Unless governments devise policies and programmes to reverse profound disparities, our societies will never be truly COVID-19 secure.

As Singer and colleagues wrote in 2017: “A syndemic approach provides a very different orientation to clinical medicine and public health by showing how an integrated approach to understanding and treating diseases can be far more successful than simply controlling epidemic disease or treating individual patients.”

I would add one further advantage. Our societies need hope. The economic crisis that is advancing towards us will not be solved by a drug or a vaccine. Nothing less than national revival is needed.

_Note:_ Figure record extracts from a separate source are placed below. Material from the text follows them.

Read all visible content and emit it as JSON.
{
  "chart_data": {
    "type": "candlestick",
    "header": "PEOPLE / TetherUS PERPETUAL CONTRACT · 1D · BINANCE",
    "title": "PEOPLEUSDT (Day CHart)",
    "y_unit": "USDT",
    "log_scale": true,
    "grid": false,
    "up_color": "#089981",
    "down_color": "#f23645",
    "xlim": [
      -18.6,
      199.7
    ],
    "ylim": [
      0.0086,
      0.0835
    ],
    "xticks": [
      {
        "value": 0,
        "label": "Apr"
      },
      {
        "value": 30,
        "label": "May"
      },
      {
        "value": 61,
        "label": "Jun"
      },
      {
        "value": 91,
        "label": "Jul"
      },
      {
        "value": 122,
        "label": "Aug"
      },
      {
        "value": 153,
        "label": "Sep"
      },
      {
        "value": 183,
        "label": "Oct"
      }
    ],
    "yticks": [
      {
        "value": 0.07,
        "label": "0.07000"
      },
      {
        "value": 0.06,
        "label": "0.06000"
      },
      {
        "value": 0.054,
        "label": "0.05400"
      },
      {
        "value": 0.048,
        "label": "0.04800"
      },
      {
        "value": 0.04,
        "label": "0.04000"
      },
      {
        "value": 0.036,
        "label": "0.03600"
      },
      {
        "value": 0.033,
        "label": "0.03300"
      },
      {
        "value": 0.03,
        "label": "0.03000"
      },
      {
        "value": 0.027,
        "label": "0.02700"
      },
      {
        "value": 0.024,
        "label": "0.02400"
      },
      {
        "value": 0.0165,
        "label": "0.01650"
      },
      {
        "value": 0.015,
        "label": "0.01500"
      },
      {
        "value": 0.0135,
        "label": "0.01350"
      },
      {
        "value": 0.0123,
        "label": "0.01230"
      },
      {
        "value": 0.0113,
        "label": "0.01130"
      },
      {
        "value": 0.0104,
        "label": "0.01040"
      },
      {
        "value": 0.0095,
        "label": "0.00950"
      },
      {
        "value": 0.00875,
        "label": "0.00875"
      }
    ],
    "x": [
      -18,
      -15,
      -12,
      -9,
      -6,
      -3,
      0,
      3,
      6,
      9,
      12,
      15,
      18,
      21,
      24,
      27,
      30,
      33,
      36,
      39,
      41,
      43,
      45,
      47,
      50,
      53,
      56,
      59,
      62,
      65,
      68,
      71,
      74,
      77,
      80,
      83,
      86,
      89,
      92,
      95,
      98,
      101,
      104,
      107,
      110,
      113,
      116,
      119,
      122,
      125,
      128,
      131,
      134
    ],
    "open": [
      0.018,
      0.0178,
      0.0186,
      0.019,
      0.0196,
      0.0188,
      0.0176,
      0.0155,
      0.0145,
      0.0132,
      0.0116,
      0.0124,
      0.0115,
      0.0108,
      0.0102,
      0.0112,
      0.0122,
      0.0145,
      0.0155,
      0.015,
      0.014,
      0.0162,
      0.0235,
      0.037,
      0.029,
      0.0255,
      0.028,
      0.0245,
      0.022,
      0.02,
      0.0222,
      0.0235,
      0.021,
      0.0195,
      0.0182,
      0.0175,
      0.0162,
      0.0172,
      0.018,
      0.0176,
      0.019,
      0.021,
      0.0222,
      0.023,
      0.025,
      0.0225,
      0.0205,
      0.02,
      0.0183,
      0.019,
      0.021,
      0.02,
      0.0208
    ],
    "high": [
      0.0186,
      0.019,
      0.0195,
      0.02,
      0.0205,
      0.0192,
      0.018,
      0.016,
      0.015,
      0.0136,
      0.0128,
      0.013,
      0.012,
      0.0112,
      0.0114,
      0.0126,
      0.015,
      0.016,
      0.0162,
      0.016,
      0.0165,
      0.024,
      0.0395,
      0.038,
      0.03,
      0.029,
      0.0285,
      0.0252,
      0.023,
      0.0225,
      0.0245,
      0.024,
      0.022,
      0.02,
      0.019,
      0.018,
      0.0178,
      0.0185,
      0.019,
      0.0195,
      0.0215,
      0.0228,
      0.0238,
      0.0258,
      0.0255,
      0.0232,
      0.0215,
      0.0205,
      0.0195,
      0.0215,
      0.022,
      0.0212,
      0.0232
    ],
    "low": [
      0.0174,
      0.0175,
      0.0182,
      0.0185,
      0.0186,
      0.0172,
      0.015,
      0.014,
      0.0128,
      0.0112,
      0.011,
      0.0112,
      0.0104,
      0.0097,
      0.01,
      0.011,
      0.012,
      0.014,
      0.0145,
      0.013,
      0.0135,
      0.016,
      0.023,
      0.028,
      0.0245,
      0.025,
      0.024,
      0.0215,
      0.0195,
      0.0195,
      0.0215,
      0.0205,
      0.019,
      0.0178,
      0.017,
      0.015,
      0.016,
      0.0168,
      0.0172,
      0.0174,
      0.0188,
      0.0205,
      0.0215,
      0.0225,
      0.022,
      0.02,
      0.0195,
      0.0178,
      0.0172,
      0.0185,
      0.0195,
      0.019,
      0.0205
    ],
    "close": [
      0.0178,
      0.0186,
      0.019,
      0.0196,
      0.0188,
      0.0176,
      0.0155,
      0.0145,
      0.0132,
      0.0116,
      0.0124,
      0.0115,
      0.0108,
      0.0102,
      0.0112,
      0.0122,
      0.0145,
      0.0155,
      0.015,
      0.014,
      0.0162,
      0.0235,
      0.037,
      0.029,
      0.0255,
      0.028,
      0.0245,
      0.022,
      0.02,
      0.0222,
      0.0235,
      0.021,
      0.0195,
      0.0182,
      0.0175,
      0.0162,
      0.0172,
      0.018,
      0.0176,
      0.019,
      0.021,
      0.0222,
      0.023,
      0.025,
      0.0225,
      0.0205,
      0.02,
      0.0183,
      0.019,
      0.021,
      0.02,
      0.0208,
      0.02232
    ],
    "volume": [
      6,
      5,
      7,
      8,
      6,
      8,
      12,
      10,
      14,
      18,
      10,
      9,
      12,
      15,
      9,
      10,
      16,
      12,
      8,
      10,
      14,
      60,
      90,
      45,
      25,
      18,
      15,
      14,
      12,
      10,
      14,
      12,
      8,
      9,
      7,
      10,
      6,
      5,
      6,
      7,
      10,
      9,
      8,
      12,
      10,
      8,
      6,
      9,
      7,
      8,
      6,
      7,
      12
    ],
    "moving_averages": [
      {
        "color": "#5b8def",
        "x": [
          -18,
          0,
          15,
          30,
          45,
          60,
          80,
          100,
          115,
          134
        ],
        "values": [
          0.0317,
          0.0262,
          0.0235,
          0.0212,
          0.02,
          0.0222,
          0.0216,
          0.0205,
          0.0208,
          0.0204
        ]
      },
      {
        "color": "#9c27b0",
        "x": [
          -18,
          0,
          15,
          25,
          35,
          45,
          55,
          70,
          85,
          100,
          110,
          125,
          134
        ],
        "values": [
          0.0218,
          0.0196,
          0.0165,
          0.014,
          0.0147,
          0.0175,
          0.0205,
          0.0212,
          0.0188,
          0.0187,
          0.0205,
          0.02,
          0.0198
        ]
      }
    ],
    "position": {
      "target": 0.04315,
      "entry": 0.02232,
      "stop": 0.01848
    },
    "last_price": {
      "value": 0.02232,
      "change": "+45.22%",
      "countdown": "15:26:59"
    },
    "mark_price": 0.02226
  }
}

Approaching COVID-19 as a syndemic will invite a larger vision, one encompassing education, employment, housing, food, and environment. Viewing COVID-19 only as a pandemic excludes such a broader but necessary prospectus.

Syndemic responses to COVID-19 should include an ecological dimension

In a letter also published in The Lancet on 28 November, Chris Kenyon writes:

Richard Horton argued persuasively that COVID-19 should be addressed as a syndemic of biological and social interactions.

When planning the ‘national revival’ he calls for, I consider it crucial that this syndemic approach includes an ecological dimension. Studies have found that widespread anthropogenic ecosystem degradation has played a crucial role in explaining why the rate of emergence of zoonoses has been increasing over the past 40 years.

For example, deforestation, intensified agriculture and livestock production, and climate change have been linked to the emergence of Ebola virus, HIV, Nipah virus, severe acute respiratory syndrome coronavirus 2, and Zika virus.

Unless reversed, the anthropogenic destruction of habitats will probably lead to the continued emergence of new zoonoses from the estimated 700 000 other unidentified viruses with zoonotic potential.

As argued in the recent Living Planet Report, COVID-19 is “nature sending us a message”: we need to cut human consumption to within the planet's “safe operating space”.

For the vital reasons Horton outlines, this needs to be done in a way which promotes, rather than exacerbates, national and international socio-economic equity. National revival plans could play an important role in this process but should be subordinate to international plans that are based on determinations of both global equity and ecological constraints.